Earlier this year, Good Housekeeping named our peel the “Best Callus Remover for Feet.” So what do they love most about the Original Exfoliant Foot Peel? That most people see results in just a few days. Byrdie also recently included our peel in its list of best callus removers. 

Our scientifically formulated foot peels contain 16 natural extracts that exfoliate and moisturize at the same time. Fruit acids, such as glycolic acid and citric acid, penetrate layers of dead skin cells and break down desmosomes, which hold those layers together. The salicylic acid, lactic acid and isopropyl then trigger a flaking effect. 

If you’re in the mood to kick your feet up for an hour and watch your calluses disintegrate before your very eyes, our peel won’t disappoint. Just slip on the gel-filled booties and bid those loathsome lumps adieu. Just don’t forget to try our Moisturizing Foot Mask after your peel to make sure your feet stay hydrated and healthy.

Use a Homemade Paste to Erode Calluses

If you’re a fan of home remedies, then you’re well aware of the wonders of baking soda. Unsurprisingly, baking soda is the central ingredient in a homemade paste that’s good for getting rid of calluses.

Known for its gentle properties, baking soda makes this paste a great callus remover

if you have sensitive skin. Just add baking soda to two tablespoons of water until it thickens into a paste, then add a few drops of lemon or lime juice. Use a large popsicle stick to coat the calluses and then cover your feet with socks or an elastic bandage wrap. Let the paste work overnight and repeat nightly until those calluses are kaput. 

If the idea of gooping your feet up with a paste is too icky, here’s a variation that’s more of a soak. You can also use aspirin to make a paste if you don’t have any baking soda, but it’s a bit messy and will cut into your supply of headache meds. 

Apply Medicated Patches to Wear Down Calluses

Peels and pastes definitely require a time investment. Perhaps you’re looking for a more effortless solution. Medicated patches or pads are a good alternative if convenience is what you value most. 

Over-the-counter adhesive patches are widely available at drug stores and extremely easy to use. These patches typically contain salicylic acid—also used to treat plantar warts—to break down calluses over time. Much like a medicated bandage for a cut, the patches are applied directly to the calluses. Leave them on for hours and let them work their magic!  

We recommend Dr. Scholl’s, a company that’s been selling foot-focused wellness products for more than 100 years. Their medicated discs will often soften up the thickest calluses in just a few days. 

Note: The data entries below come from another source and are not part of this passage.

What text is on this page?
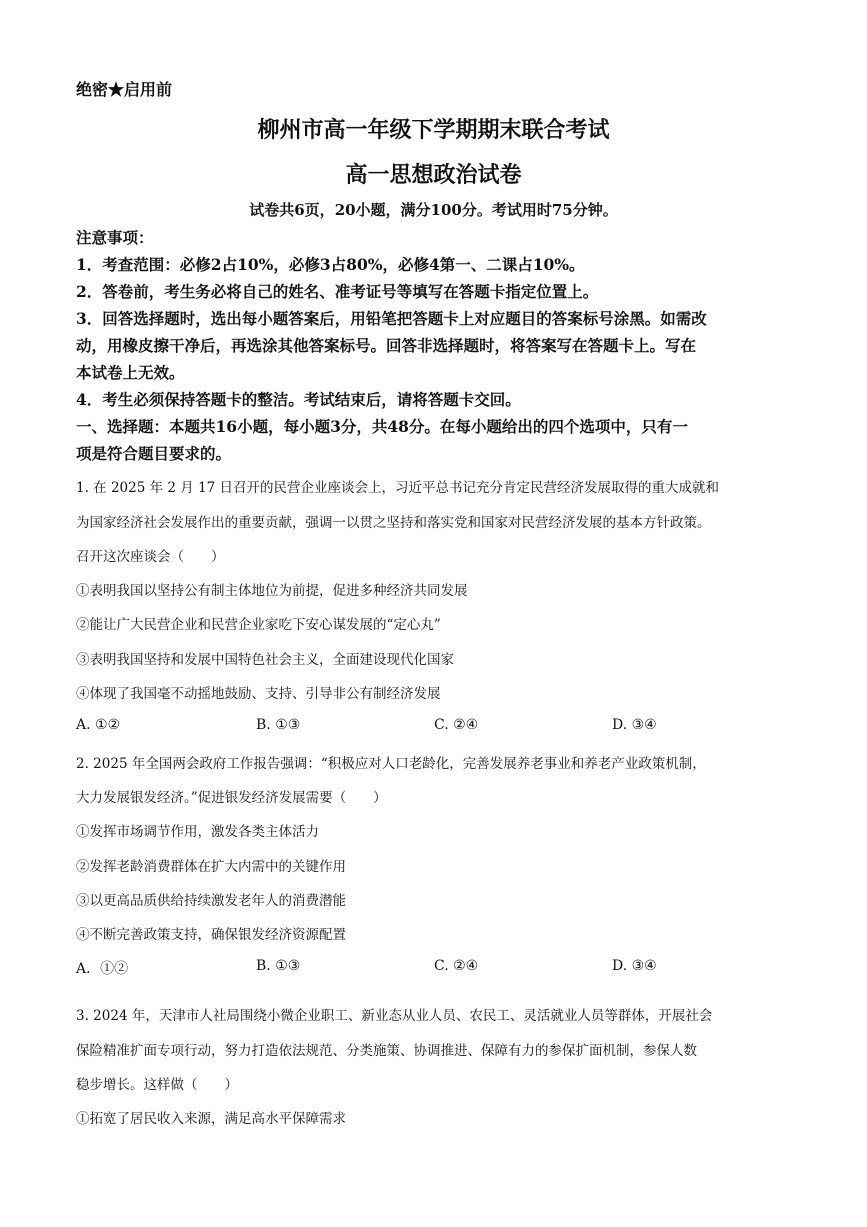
绝密★启用前
柳州市高一年级下学期期末联合考试
高一思想政治试卷
试卷共6页，20小题，满分100分。考试用时75分钟。
注意事项：
1．考查范围：必修2占10%，必修3占80%，必修4第一、二课占10%。
2．答卷前，考生务必将自己的姓名、准考证号等填写在答题卡指定位置上。
3．回答选择题时，选出每小题答案后，用铅笔把答题卡上对应题目的答案标号涂黑。如需改
动，用橡皮擦干净后，再选涂其他答案标号。回答非选择题时，将答案写在答题卡上。写在
本试卷上无效。
4．考生必须保持答题卡的整洁。考试结束后，请将答题卡交回。
一、选择题：本题共16小题，每小题3分，共48分。在每小题给出的四个选项中，只有一
项是符合题目要求的。
1. 在 2025 年 2 月 17 日召开的民营企业座谈会上，习近平总书记充分肯定民营经济发展取得的重大成就和
为国家经济社会发展作出的重要贡献，强调一以贯之坚持和落实党和国家对民营经济发展的基本方针政策。
召开这次座谈会（　　）
①表明我国以坚持公有制主体地位为前提，促进多种经济共同发展
②能让广大民营企业和民营企业家吃下安心谋发展的“定心丸”
③表明我国坚持和发展中国特色社会主义，全面建设现代化国家
④体现了我国毫不动摇地鼓励、支持、引导非公有制经济发展
A. ①②	B. ①③	C. ②④	D. ③④
2. 2025 年全国两会政府工作报告强调：“积极应对人口老龄化，完善发展养老事业和养老产业政策机制，
大力发展银发经济。”促进银发经济发展需要（　　）
①发挥市场调节作用，激发各类主体活力
②发挥老龄消费群体在扩大内需中的关键作用
③以更高品质供给持续激发老年人的消费潜能
④不断完善政策支持，确保银发经济资源配置
A．①②	B. ①③	C. ②④	D. ③④
3. 2024 年，天津市人社局围绕小微企业职工、新业态从业人员、农民工、灵活就业人员等群体，开展社会
保险精准扩面专项行动，努力打造依法规范、分类施策、协调推进、保障有力的参保扩面机制，参保人数
稳步增长。这样做（　　）
①拓宽了居民收入来源，满足高水平保障需求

Grind Calluses Down with a Pumice Stone

For granite-like calluses that seem impervious to chemical treatments, you may need something a bit cruder. And by that, we mean scraping away at that juggernaut with a pumice stone until the dead skin finally sloughs away.

Pumice is a porous volcanic rock that forms when lava cools so rapidly there’s no time for it to crystallize. The result is a lightweight-yet-heavy-duty scrubber for your feet. As far back as 600 B.C., Roman women used pumice stones to remove body hair, according to the Women’s Museum of California. They were later adapted as natural exfoliators ideally suited for smoothing out the soles of our feet.

There’s more than you might think to choosing the right pumice stone for your feet. But once you do, you’ll be able to get rid of the toughest of calluses through diligence and perseverance. Each day, gently rub the stone in a circular motion or from side to side to buff away those bulbous burdens.

Whichever method you choose for removing foot calluses, we wish you all the best in your quest for softer feet!